Venezuela has been shaped by the Carribean, much more so than by the interior of the South American continent.

In order to understand Venezuela’s energy policy, one has to take a look at Venezuelas history. The country has been shaped by Spanish domination and Spanish colonial might played a central role in the Caribbean region, at the beginning of the Spanish colonial period in South America. With the construction of a settlement in Cumaná, Venezuelas history as a dominion of foreign powers began.

Even then, Venezuela’s resource wealth was important to the Spanish empire. To this day, foreign powers, the United States in particular, continue to shape the nation’s politics, and play an important role in the minds of Venezuelan leaders. In fact, one gets the feeling as of late that American energy policy encompasses the entire Caribbean Sea.

The history of crude oil in Venezuela is in some ways closely linked to social policies.
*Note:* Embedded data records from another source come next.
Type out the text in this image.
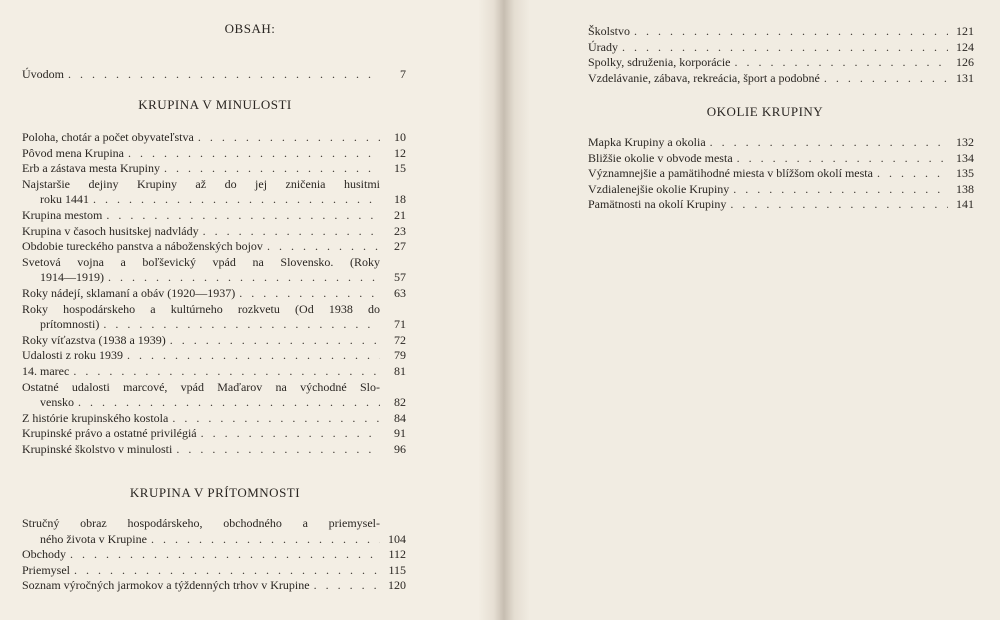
OBSAH:
Úvodom . . .	7
KRUPINA V MINULOSTI
Poloha, chotár a počet obyvateľstva . . .	10
Pôvod mena Krupina . . .	12
Erb a zástava mesta Krupiny . . .	15
Najstaršie dejiny Krupiny až do jej zničenia husitmi
roku 1441 . . .	18
Krupina mestom . . .	21
Krupina v časoch husitskej nadvlády . . .	23
Obdobie tureckého panstva a náboženských bojov . . .	27
Svetová vojna a boľševický vpád na Slovensko. (Roky
1914—1919) . . .	57
Roky nádejí, sklamaní a obáv (1920—1937) . . .	63
Roky hospodárskeho a kultúrneho rozkvetu (Od 1938 do
prítomnosti) . . .	71
Roky víťazstva (1938 a 1939) . . .	72
Udalosti z roku 1939 . . .	79
14. marec . . .	81
Ostatné udalosti marcové, vpád Maďarov na východné Slo-
vensko . . .	82
Z histórie krupinského kostola . . .	84
Krupinské právo a ostatné privilégiá . . .	91
Krupinské školstvo v minulosti . . .	96
KRUPINA V PRÍTOMNOSTI
Stručný obraz hospodárskeho, obchodného a priemysel-
ného života v Krupine . . .	104
Obchody . . .	112
Priemysel . . .	115
Soznam výročných jarmokov a týždenných trhov v Krupine . . .	120
Školstvo . . .	121
Úrady . . .	124
Spolky, sdruženia, korporácie . . .	126
Vzdelávanie, zábava, rekreácia, šport a podobné . . .	131
OKOLIE KRUPINY
Mapka Krupiny a okolia . . .	132
Bližšie okolie v obvode mesta . . .	134
Významnejšie a pamätihodné miesta v blížšom okolí mesta . . .	135
Vzdialenejšie okolie Krupiny . . .	138
Pamätnosti na okolí Krupiny . . .	141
Of course, it was not obvious at that time that Venezuela had the largest untapped oil reserves in the world. This is astonishing because we might be tempted to think that Saudi Arabia has the largest untapped but recoverable oil reserves. However, we must bear in mind that Venezuela produces far less oil than it could actually produce, due to the intervention of the government. After the intervention in privately run oil production companies, there was an outflow of capital and a loss of investment in Venezuelas technical infrastructure. In a way,

Venezuela has not fully recovered. The Venezuelan government was oriented towards the Cuban government, and for a very long time there has been a hearty cooperation between the two nations. Among other things, Venezuela supplied Cuba with crude oil, which meant that Venezuela exerted a certain degree of influence on Cuba. However, Cuba exerted some influence on Venezuela through humanitarian activities, as it send well-trained doctors to Venezuela to help Venezuela further improve the local health care system. At the supranational level, Venezuelan and Cuban leaders have agreed on many policy aspects.

What the Venezuelan government is doing with the profits from its oil exports.

The Venezuelan government has used part of its oil revenues to provide many social benefits. It appears this has now reached a critical juncture where its affordability is undermined. This is one of the main reasons why Venezuela is in a fiscal crisis, even though Venezuela is self-sufficient in energy terms and could finance itself through its oil exports. But it is precisely this self-sufficiency that has allowed a much larger degree of political non-alignment in a broader political context.

In geopolitical terms, the United States is the keyholder to the Caribbean Sea. It leverages its maritime supremacy, and – at least historically-speaking – has replaced the Spanish and British as the main geopolitical power in the Caribbean region. Venezuela, still one of the most important countries in the Americas, is independent and non-reliant to other nations in energy matters and is located on the southern edge of the Caribbean.